The punchline is that, after constructing this petrochemical spiderweb over every aspect of existence, the same corporations and governments now present “net zero by 2050” as an act of heroic self‑denial. The adverts show children in fields of wind turbines while a soft voice assures you that “together, we’re changing our energy”. Notice the sleight of hand: energy, not materials. They will happily talk about swapping out petrol for electrons, but remain oddly quiet about the plastics, fibres, solvents, fertilisers, additives and pharmaceuticals that are the real profit centres. You are encouraged to feel personally guilty about driving to the shops; nobody invites you to feel political rage that there is no non‑petrochemical option for buying a toothbrush or an antibiotic.
This is the real scandal: we were never offered a choice. Nobody asked you whether you wanted your clothes to be woven from polymers that shed microplastic into your lungs and your blood, or whether you’d prefer a food system chained to gas‑derived fertiliser that props up fragile monocultures. The decision was made decades ago in boardrooms and ministries, on the simple basis that oil was cheap, abundant and profitable, and that any environmental bill would fall due long after the decision‑makers had retired to their petrochemical‑financed villas.

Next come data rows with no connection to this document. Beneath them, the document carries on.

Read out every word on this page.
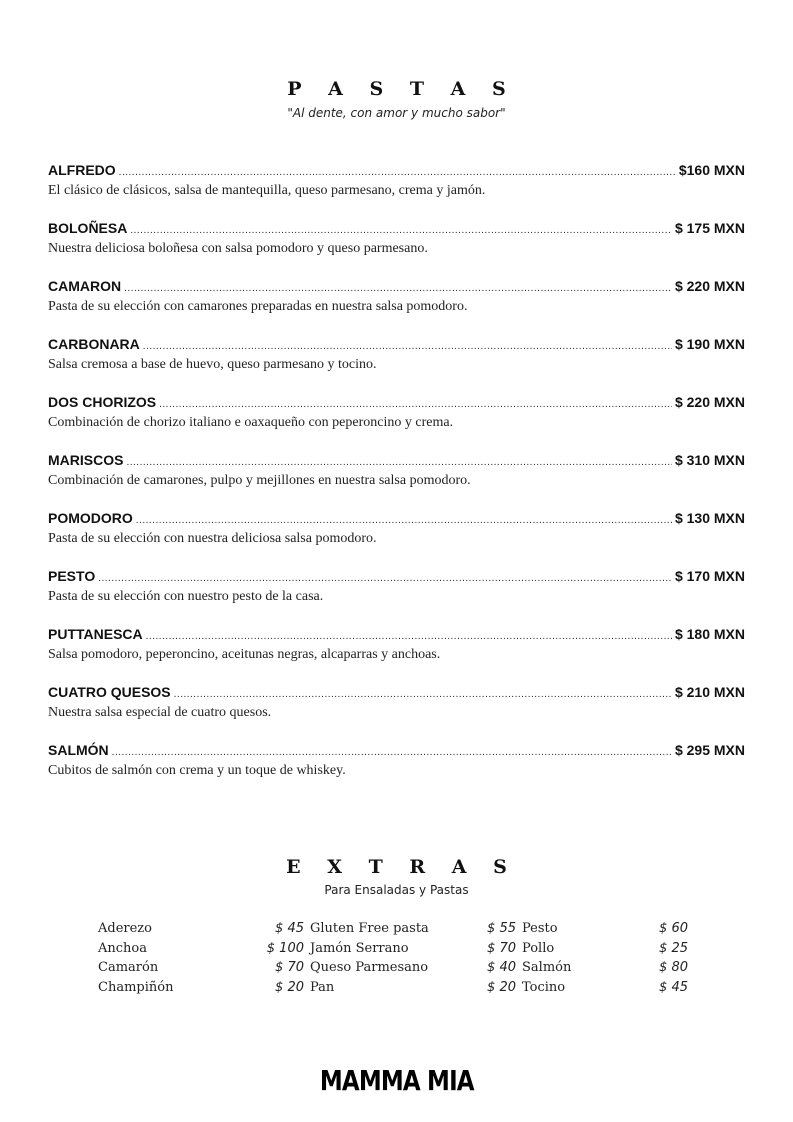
P A S T A S
"Al dente, con amor y mucho sabor"
ALFREDO .....	$160 MXN
El clásico de clásicos, salsa de mantequilla, queso parmesano, crema y jamón.
BOLOÑESA .....	$ 175 MXN
Nuestra deliciosa boloñesa con salsa pomodoro y queso parmesano.
CAMARON .....	$ 220 MXN
Pasta de su elección con camarones preparadas en nuestra salsa pomodoro.
CARBONARA .....	$ 190 MXN
Salsa cremosa a base de huevo, queso parmesano y tocino.
DOS CHORIZOS .....	$ 220 MXN
Combinación de chorizo italiano e oaxaqueño con peperoncino y crema.
MARISCOS .....	$ 310 MXN
Combinación de camarones, pulpo y mejillones en nuestra salsa pomodoro.
POMODORO .....	$ 130 MXN
Pasta de su elección con nuestra deliciosa salsa pomodoro.
PESTO .....	$ 170 MXN
Pasta de su elección con nuestro pesto de la casa.
PUTTANESCA .....	$ 180 MXN
Salsa pomodoro, peperoncino, aceitunas negras, alcaparras y anchoas.
CUATRO QUESOS .....	$ 210 MXN
Nuestra salsa especial de cuatro quesos.
SALMÓN .....	$ 295 MXN
Cubitos de salmón con crema y un toque de whiskey.
E X T R A S
Para Ensaladas y Pastas
Aderezo	$ 45 Gluten Free pasta	$ 55 Pesto	$ 60
Anchoa	$ 100 Jamón Serrano	$ 70 Pollo	$ 25
Camarón	$ 70 Queso Parmesano	$ 40 Salmón	$ 80
Champiñón	$ 20 Pan	$ 20 Tocino	$ 45
MAMMA MIA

So when someone says we need to “wean ourselves off” fossil fuels, imagine trying to wean a fish off water. The point is not to scold individuals for failing to be pure in a world that has been deliberately saturated. The point is to see the saturation, how far it goes, how total it is, and to understand that what stands between us and a different kind of life is not personal weakness but a built environment, an economic order, a lattice of molecules arranged into profit. The first step towards any escape is to admit where we are: standing in a bright, tidy room, surrounded by the liquefied, polymerised remains of the dead world beneath our feet, and calling it home.



Superb.
Scream this from the rooftop.
Goodness. The Moore / Gibbs documentary "Planet of the Humans", which came out in, I think, 2020, refers back to a 1958 documentary film on the changes wrought by fossil fuel CO2 and related peril to us. Here:
https://www.youtube.com/watch?v=Zk11vI-7czE
The Michael Moore haters came out in a stampede of indignation, given in the name of their all-important Deity: The Deity we really worship over all others: The Economy.
Nobody really wants to ask the question: Do we wish for our friends and neighbors to flourish as humans, or are we just going to dig up the earth, blacken the skies and streams, and turn everything into money for a narrowing caste of exploiters? So,
Thanks for asking the question. Again.